The human body and brain are amazing.
I shot A LOT during my career. I was always right handed, right eye dominant. As part of our training we did our best to be ambidextrous with weapons and one hand disabled for possible injury etc.
I always shot those handgun drills with my right eye though, no problem.
Fast forward to another chapter of "What is gonna fail with age today?"
Over the last couple years, my right eye has developed some issues. The worst is that my retina developed some unwanted tissue which wrinkled it and distorts the image. Add a dose of cataract starting and it's not a good view.
The amazing part is that as this happened I didn't really alter the schedule of my shooting. I fairly regularly went out to punch holes and ring steel.

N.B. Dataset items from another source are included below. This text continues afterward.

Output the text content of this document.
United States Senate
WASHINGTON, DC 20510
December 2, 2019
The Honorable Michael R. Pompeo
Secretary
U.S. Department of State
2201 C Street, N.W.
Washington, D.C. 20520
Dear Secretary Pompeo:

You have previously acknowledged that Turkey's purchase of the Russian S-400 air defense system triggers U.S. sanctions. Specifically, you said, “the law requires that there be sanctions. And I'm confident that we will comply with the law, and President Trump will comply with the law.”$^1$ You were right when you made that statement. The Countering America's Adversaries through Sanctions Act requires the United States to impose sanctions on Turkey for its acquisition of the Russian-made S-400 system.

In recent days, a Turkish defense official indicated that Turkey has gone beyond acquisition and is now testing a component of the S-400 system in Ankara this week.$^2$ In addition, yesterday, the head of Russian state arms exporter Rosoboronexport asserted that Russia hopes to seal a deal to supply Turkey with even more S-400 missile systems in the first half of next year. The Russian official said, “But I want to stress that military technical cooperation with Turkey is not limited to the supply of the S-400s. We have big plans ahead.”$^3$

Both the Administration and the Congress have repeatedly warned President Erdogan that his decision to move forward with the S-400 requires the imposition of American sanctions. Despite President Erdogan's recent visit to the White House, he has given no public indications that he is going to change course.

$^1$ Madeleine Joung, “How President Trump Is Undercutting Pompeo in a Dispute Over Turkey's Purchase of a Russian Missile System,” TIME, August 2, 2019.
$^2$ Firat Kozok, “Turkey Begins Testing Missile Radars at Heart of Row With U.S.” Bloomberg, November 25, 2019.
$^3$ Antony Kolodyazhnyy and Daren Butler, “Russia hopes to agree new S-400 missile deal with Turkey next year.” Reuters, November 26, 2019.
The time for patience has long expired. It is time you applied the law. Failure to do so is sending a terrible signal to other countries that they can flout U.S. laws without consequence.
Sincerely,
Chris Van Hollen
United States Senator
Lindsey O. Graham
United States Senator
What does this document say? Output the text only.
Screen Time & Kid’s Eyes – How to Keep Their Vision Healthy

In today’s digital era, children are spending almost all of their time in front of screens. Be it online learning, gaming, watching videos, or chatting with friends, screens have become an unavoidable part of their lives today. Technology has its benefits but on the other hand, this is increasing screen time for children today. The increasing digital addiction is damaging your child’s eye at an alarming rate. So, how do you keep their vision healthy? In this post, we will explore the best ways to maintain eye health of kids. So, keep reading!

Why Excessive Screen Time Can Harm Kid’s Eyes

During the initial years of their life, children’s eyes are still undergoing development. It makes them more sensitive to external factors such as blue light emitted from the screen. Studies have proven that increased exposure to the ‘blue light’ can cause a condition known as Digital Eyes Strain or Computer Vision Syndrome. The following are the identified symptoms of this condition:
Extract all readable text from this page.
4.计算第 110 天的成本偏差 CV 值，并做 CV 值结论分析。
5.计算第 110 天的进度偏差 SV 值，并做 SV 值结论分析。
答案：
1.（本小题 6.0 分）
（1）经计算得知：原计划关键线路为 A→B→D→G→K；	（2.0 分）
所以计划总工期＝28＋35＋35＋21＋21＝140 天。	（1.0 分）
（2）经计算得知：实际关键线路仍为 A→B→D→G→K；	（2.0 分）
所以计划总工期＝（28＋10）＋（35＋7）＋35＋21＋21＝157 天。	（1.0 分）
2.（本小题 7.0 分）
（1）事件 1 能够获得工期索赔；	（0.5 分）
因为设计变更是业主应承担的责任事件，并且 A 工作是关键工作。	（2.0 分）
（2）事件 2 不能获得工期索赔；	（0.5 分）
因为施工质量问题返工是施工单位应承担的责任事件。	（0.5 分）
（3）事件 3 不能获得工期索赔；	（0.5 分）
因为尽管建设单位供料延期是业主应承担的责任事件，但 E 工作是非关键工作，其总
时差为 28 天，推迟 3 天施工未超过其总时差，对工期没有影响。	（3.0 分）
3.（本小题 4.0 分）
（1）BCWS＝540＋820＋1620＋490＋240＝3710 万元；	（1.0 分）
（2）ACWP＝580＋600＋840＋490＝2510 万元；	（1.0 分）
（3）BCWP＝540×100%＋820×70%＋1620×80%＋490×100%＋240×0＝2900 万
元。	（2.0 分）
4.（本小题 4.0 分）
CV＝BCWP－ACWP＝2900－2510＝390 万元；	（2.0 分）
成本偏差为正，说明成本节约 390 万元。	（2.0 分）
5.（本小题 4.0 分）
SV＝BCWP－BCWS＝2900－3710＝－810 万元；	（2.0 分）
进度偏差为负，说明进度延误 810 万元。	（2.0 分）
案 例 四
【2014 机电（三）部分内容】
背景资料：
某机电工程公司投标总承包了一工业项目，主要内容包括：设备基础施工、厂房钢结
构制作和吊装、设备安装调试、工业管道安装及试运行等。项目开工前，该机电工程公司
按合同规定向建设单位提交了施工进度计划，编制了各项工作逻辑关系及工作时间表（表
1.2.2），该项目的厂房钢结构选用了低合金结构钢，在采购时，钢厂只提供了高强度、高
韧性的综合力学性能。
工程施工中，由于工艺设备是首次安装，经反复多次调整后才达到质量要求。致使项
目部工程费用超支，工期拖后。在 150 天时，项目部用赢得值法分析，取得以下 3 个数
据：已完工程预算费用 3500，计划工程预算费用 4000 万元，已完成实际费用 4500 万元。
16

Going back to the first line, the amazing part is that somewhere along the way my brain switched me to left eye dominant without me even consciously choosing to do so. I had just shifted my head a bit and continued shooting at my usual level.
The wake up call was when I had not shot rifle for a while and the right eye had worsened.
I took a scoped AR out and when I brought it up, I could not see the target or reticle just blur.
I wondered how I could shoot so well with a handgun with that much of a problem.
So I cased the rifle and picked up a pistol and looked at the target.
I usually shoot both eyes open, so imagine my surprise when I closed my left eye.
It happen without my thinking about it and feels just as natural from a draw or benchrest with no noticeable change in accuracy.
My brain even seems to ignore the glary blur that has become my right vision.
I don't know if the right eye will ever be acceptable again.
With one surgery to remove the tissue done, the view has not changed, so I don't know if it will be good after cataract surgery either.
Meantime I have added lefty rifle training to my regimen.
I could always shoot it well that way but I have to get the other skills down, reloads, malfunctions etc.